I
'm a total cheapskate, which means that I tend to do things the long, hard way. I'm also a bit of a traditionalist, which means that I tend to do things the long, hard way. In order to neither spend money, nor use automated tools, I hand write this blog with basic html, copying and pasting code from a template, and uploading it onto a coding website that is manifestly not made for this purpose. I'm building my chicken coop with no power tools (even though I own them), just because I felt like it. I use free drawing software on my tablet, meaning that I have to find weird workarounds for standard functionality that other programs have. Obviously, this isn't an overriding principle in my life -- I do things with machines and faster products all the time. But I definitely have some kind of fear of too much convenience, too much reliance on tools that I don't understand. So I end up milling trees with axes, instead of a sawmill, or a chainsaw.
Most of the time, this means things get done a bit slower when I'm doing them. But sometimes, the habits I've built up by behaving like this really come to life, and get me out of jams that would stump others. Eli helped me to load an upright piano into my trailer today, bless his heart. That piano was...significantly heavier than I was anticipating. The two of us barely managed to get it into the trailer, and Eli didn't have the time to accompany me home to unload it. But I needed the trailer the next day. And it would start to rain the day after that.

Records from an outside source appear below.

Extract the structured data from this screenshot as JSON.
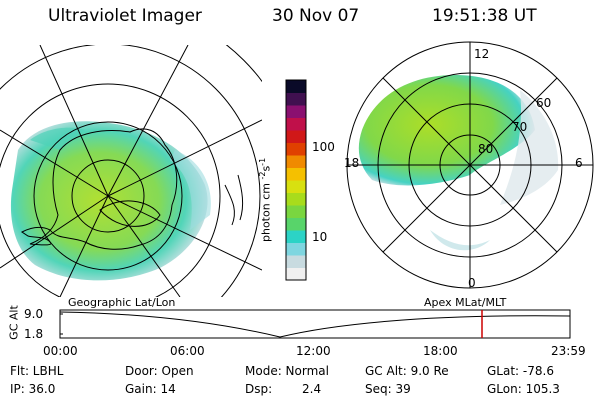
{
  "header": {
    "instrument": "Ultraviolet Imager",
    "date": "30 Nov 07",
    "time": "19:51:38 UT"
  },
  "left_map": {
    "label": "Geographic Lat/Lon"
  },
  "right_map": {
    "label": "Apex MLat/MLT",
    "mlt_labels": {
      "top": "12",
      "left": "18",
      "right": "6",
      "bottom": "0"
    },
    "lat_labels": [
      "60",
      "70",
      "80"
    ]
  },
  "colorbar": {
    "unit_label": "photon cm",
    "unit_sup1": "-2",
    "unit_s": "s",
    "unit_sup2": "-1",
    "ticks": [
      "100",
      "10"
    ],
    "scale": "log",
    "colors": [
      "#f0f0f0",
      "#c8dbe0",
      "#7fd6e0",
      "#2cd3c6",
      "#58d46a",
      "#7ad640",
      "#a8dc1c",
      "#d8e010",
      "#f5c000",
      "#f08a00",
      "#e04000",
      "#d01818",
      "#c0104a",
      "#8a1070",
      "#401050",
      "#0a0a28"
    ]
  },
  "timeline": {
    "axis_label": "GC Alt",
    "y_ticks": [
      "9.0",
      "1.8"
    ],
    "x_ticks": [
      "00:00",
      "06:00",
      "12:00",
      "18:00",
      "23:59"
    ],
    "marker_time": "19:51",
    "marker_color": "#cc0000"
  },
  "footer": {
    "filter_label": "Flt: LBHL",
    "ip_label": "IP: 36.0",
    "door_label": "Door: Open",
    "gain_label": "Gain: 14",
    "mode_label": "Mode: Normal",
    "dsp_label": "Dsp:",
    "dsp_value": "2.4",
    "gcalt_label": "GC Alt: 9.0 Re",
    "seq_label": "Seq: 39",
    "glat_label": "GLat: -78.6",
    "glon_label": "GLon: 105.3"
  }
}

I like to do things myself. I will accept help gladly, but I always like to try doing something solo first, just to see if I can do it. I grabbed cinder blocks and 2x10s, laminated posts and a tamping rod. I got my weird A-frame log-moving machine, and inch by inch I eased a 500lb piano onto a homemade ramp, down off the trailer, and into my mud room, where it now stands, out of the rain. I'll try a lot of things before I give up on a job like this; I'm just glad the weather was on my side.